Android’s market share continues to grow throughout the world, but one country where Google’s platform is having its biggest impact is in China. It’s now the largest single Android market in the world, with one third of all Android devices sold there during 2012. The iPhone, on the other hand, is struggling there.
According to new research from Informa Telecoms & Media, two in every three mobile phones sold in China in 2012 were powered by Android. The country is “by far” the fastest-growing smartphone market, with a year-on-year growth on 85% during 2012 — and a lot of that was thanks to Android-powered devices.
“Despite the economic downturn, the global smartphone market is enjoying healthy growth and consumers are actually spending more to acquire more technologically-advanced devices. It is estimated that around 786 million smartphone devices were sold in 2012 (including the devices powered by non-certified variants of Android that are proliferating in China), which is 45% more than the total number of smartphones sold in 2011,” explains Malik Saadi, principal analyst at Informa.

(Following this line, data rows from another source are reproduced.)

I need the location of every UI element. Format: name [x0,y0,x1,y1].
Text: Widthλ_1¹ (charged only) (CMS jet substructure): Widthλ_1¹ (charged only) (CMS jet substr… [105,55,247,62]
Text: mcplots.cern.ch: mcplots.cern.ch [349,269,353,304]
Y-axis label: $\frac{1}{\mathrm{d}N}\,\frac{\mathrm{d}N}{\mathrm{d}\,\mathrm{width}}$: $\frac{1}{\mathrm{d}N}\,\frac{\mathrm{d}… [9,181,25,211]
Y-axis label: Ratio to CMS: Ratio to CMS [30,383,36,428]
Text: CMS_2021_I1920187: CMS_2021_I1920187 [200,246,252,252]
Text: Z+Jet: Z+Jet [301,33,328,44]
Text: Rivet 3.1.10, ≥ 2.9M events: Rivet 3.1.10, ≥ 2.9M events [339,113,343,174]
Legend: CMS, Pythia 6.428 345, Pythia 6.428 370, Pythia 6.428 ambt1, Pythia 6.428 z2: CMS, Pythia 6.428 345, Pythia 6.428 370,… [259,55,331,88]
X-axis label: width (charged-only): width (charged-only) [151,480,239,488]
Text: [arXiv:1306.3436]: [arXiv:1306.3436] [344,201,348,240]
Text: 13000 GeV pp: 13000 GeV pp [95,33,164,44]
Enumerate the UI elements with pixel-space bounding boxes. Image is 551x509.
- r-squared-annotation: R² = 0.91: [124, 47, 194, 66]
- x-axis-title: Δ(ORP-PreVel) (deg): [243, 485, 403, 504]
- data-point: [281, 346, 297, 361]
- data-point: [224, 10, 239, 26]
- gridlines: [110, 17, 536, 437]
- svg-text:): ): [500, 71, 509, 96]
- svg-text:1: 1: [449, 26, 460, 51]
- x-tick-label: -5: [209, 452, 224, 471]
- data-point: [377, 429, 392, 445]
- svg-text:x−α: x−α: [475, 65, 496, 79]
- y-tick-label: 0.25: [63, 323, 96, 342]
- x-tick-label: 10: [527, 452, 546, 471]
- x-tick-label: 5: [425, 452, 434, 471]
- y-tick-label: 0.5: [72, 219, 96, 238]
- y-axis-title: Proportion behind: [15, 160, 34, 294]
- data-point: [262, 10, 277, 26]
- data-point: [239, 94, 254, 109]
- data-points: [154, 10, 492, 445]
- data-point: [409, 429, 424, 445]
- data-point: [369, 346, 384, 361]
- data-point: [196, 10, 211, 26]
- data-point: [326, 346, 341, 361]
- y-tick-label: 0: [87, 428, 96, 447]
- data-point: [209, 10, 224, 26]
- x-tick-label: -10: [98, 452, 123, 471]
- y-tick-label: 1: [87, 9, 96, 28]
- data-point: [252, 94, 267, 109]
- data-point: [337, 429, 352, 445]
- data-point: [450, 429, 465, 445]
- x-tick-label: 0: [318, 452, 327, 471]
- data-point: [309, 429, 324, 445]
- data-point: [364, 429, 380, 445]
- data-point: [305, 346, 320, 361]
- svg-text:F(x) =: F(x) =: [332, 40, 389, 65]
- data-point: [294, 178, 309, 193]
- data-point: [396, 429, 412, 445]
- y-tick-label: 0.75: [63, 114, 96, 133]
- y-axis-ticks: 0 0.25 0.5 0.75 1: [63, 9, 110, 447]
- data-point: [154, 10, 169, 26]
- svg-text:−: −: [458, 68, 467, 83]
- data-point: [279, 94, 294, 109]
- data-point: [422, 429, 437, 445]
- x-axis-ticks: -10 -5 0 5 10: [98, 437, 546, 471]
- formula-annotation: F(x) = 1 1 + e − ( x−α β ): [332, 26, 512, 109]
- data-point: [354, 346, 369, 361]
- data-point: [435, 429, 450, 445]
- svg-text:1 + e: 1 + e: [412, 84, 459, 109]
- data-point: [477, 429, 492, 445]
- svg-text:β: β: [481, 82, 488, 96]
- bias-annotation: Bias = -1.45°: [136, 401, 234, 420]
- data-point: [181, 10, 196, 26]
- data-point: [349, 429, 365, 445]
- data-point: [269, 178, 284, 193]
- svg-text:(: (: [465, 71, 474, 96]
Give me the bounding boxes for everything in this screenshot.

So, how are Android’s rivals doing? Not so well, it seems. Apple’s iPhone holds just 5% of the market, while devices powered by Microsoft’s Windows Phone platform account for just 1%. Windows Phone’s share is expected to increase in 2013, however, thanks to Nokia’s new partnership with China Mobile, the world’s largest carrier.

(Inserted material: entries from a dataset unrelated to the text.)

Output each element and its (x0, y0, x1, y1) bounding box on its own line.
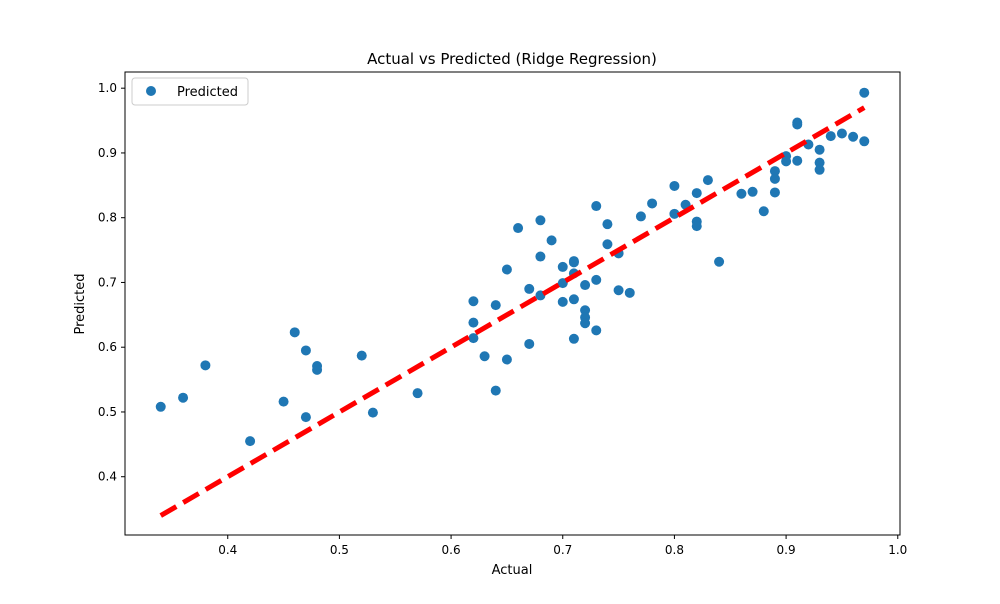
data-point (580, 318, 591, 329)
data-point (278, 396, 289, 407)
data-point (568, 257, 579, 268)
data-point (691, 188, 702, 199)
data-point (513, 223, 524, 234)
data-point (591, 325, 602, 336)
data-point (848, 131, 859, 142)
data-point (814, 144, 825, 155)
data-point (602, 239, 613, 250)
y-axis-label: Predicted (73, 273, 88, 334)
data-point (490, 385, 501, 396)
y-axis-ticks: 0.4 0.5 0.6 0.7 0.8 0.9 1.0 (98, 81, 125, 484)
x-tick-label: 0.7 (553, 543, 572, 557)
y-tick-label: 1.0 (98, 81, 117, 95)
y-tick-label: 0.6 (98, 340, 117, 354)
data-point (769, 166, 780, 177)
data-point (524, 338, 535, 349)
data-point (836, 128, 847, 139)
data-point (602, 219, 613, 230)
data-point (155, 401, 166, 412)
data-point (367, 407, 378, 418)
data-point (178, 392, 189, 403)
y-tick-label: 0.4 (98, 470, 117, 484)
plot-area-frame (124, 71, 901, 536)
data-point (736, 188, 747, 199)
data-point (702, 175, 713, 186)
data-point (501, 264, 512, 275)
data-point (859, 87, 870, 98)
data-point (580, 280, 591, 291)
x-tick-label: 0.4 (218, 543, 237, 557)
data-point (669, 208, 680, 219)
data-point (468, 317, 479, 328)
data-point (591, 274, 602, 285)
legend-label: Predicted (177, 85, 238, 100)
data-point (557, 296, 568, 307)
data-point (814, 157, 825, 168)
legend-box (131, 77, 249, 106)
data-point (814, 164, 825, 175)
x-axis-ticks: 0.4 0.5 0.6 0.7 0.8 0.9 1.0 (218, 535, 907, 557)
data-point (792, 119, 803, 130)
data-point (568, 333, 579, 344)
data-point (635, 211, 646, 222)
data-point (200, 360, 211, 371)
y-tick-label: 0.7 (98, 275, 117, 289)
reference-line (159, 105, 866, 518)
data-point (412, 388, 423, 399)
data-point (669, 180, 680, 191)
data-point (792, 155, 803, 166)
y-tick-label: 0.5 (98, 405, 117, 419)
data-point (557, 261, 568, 272)
data-point (714, 256, 725, 267)
x-tick-label: 0.5 (330, 543, 349, 557)
data-point (613, 285, 624, 296)
data-point (769, 187, 780, 198)
data-point (245, 436, 256, 447)
data-point (490, 300, 501, 311)
data-point (468, 333, 479, 344)
data-point (468, 296, 479, 307)
data-point (647, 198, 658, 209)
data-point (535, 251, 546, 262)
data-point (300, 412, 311, 423)
data-point (535, 215, 546, 226)
data-point (691, 221, 702, 232)
y-tick-label: 0.9 (98, 146, 117, 160)
scatter-points (155, 87, 870, 447)
x-axis-label: Actual (492, 563, 533, 578)
data-point (624, 287, 635, 298)
data-point (300, 345, 311, 356)
data-point (312, 364, 323, 375)
data-point (356, 350, 367, 361)
data-point (580, 305, 591, 316)
x-tick-label: 0.8 (665, 543, 684, 557)
data-point (591, 201, 602, 212)
x-tick-label: 1.0 (888, 543, 907, 557)
data-point (289, 327, 300, 338)
x-tick-label: 0.6 (442, 543, 461, 557)
data-point (479, 351, 490, 362)
data-point (568, 294, 579, 305)
x-tick-label: 0.9 (777, 543, 796, 557)
data-point (524, 283, 535, 294)
data-point (769, 173, 780, 184)
legend: Predicted (131, 77, 249, 106)
data-point (501, 354, 512, 365)
data-point (825, 131, 836, 142)
y-tick-label: 0.8 (98, 211, 117, 225)
legend-marker (146, 86, 156, 96)
data-point (859, 136, 870, 147)
data-point (546, 235, 557, 246)
data-point (758, 206, 769, 217)
data-point (747, 186, 758, 197)
data-point (557, 278, 568, 289)
data-point (781, 156, 792, 167)
chart-title: Actual vs Predicted (Ridge Regression) (367, 50, 657, 68)
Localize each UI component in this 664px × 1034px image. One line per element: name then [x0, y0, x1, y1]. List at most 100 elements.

For the iPhone, things don’t look as promising. Informa says Apple must made “radical changes to its ageing [sic] iOS, particularly to the user interface,” if it wants to continue to compete with high-end Android devices. The Cupertino company also needs to introduce a TD-LTE compatible iPhone for China Mobile if it wants to increase its market share in China.

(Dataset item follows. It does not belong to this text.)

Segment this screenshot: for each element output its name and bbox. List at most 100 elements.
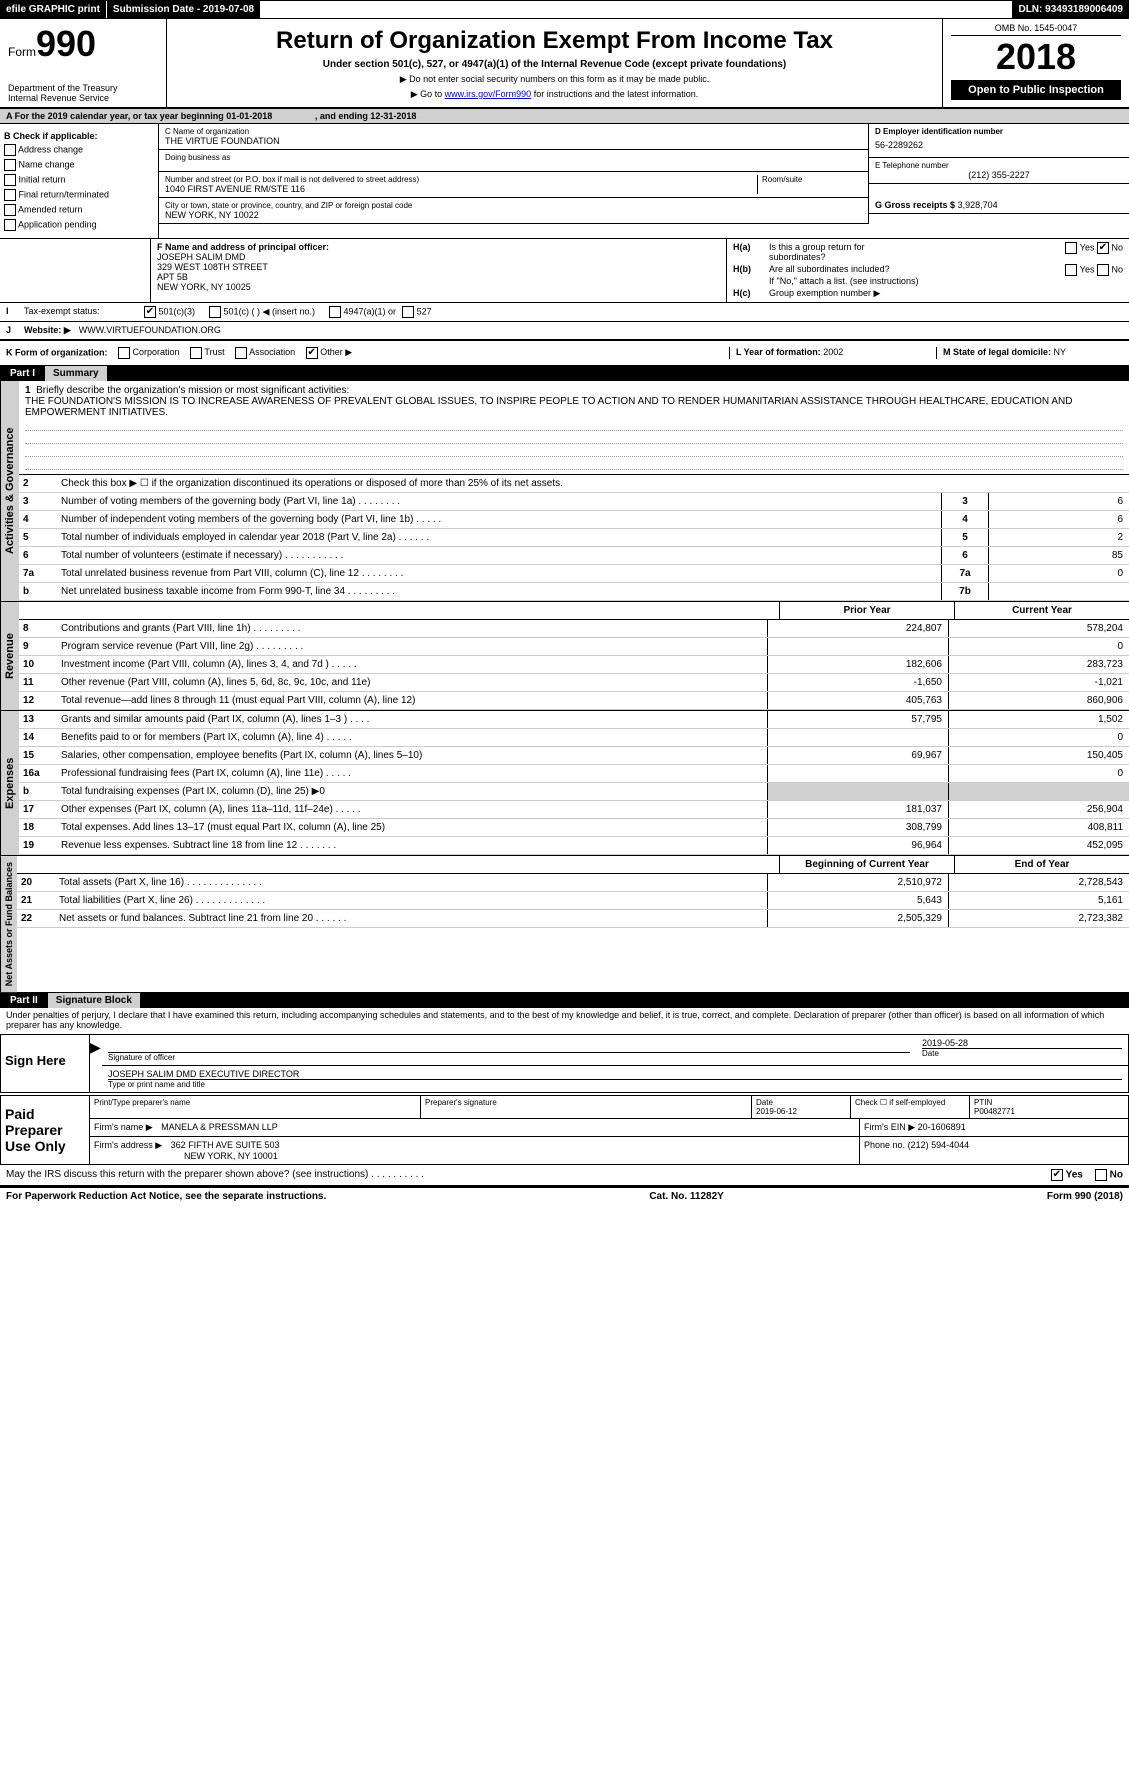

“Looking forward, Android is expected to continue gaining market share globally and, by 2015, one in every two handsets sold worldwide will be powered by it. However, according to Informa Telecoms & Media, the market share of this platform could potentially peak – or even decline – after 2016 owing to a more aggressive penetration of the alternative OSs, most notably Windows Phone,” concludes Saadi.